Bitcoin Breaches Overhead Resistance but Fails to Reclaim the $25,000 Support
The Bitcoin (BTC) exchange rate has remained stable above the $24,000 support as it struggles to recapture $25,000. After several attempts to maintain the bullish momentum, Bitcoin is holding above $24,000.
Buyers have been struggling to break through the $24,900 resistance since August 11. Nonetheless, Bitcoin reached the high of $25,205 today, but fell back below resistance. The largest cryptocurrency is struggling to regain the $25,000 support.
If the bulls break the current resistance and the bullish momentum is maintained above the $25,000 support, the market will resume its upward momentum. The BTC price will rally to the $28,000 high. Bullish momentum will extend to the $30,000 and $32,000 highs. Conversely, if the bitcoin price turns away from its recent high and drops below the 21-day line SMA, it will fall back to its previous low at $20,724.
Bitcoin indicator reading
Meanwhile, Bitcoin is at level 62 of the Relative Strength Index for period 14, indicating that Bitcoin is in an uptrend and could continue to rise. Nevertheless, the BTC price is below the 40% range of the daily stochastic. This indicates that the market is in a bearish momentum. The 21-day line SMA and the 50-day line SMA are up, indicating an uptrend.
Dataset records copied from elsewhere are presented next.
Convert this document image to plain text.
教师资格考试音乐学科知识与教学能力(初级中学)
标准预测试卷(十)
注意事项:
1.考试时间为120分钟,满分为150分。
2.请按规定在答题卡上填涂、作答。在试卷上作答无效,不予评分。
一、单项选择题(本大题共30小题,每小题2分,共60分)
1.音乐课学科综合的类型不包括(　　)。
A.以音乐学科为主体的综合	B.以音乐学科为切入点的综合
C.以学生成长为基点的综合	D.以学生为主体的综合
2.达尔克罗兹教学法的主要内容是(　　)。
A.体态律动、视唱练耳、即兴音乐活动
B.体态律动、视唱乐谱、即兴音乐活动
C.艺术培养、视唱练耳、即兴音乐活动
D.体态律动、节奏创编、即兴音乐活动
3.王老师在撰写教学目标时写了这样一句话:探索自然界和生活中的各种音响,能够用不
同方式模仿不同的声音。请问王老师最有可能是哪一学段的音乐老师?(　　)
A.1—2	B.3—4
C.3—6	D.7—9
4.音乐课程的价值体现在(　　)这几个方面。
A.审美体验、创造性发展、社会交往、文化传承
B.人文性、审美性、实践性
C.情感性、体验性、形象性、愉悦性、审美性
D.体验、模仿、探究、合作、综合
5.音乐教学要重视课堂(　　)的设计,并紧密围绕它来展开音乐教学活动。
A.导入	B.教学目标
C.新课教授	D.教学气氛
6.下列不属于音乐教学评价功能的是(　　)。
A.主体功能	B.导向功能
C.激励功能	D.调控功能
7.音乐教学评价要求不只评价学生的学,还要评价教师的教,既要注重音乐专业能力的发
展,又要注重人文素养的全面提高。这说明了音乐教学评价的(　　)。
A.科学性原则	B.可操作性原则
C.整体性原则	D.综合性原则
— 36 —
Key Resistance Zones: $30,000, $35,000, $40,000
Key Support Zones: $25,000, $20,000, $15,000
What is the next direction for BTC?
Bitcoin is in an uptrend as buyers try to break the $24,000 high and maintain the upward momentum. In the meantime, the price of BTC is falling to the downside. The uptrend will continue if the price finds support above the moving average lines. However, the downtrend will continue if the price falls below the moving average lines.
Disclaimer. This analysis and forecast are the personal opinions of the author and are not a recommendation to buy or sell cryptocurrency and should not be viewed as an endorsement by CoinIdol. Readers should do their own research before investing funds.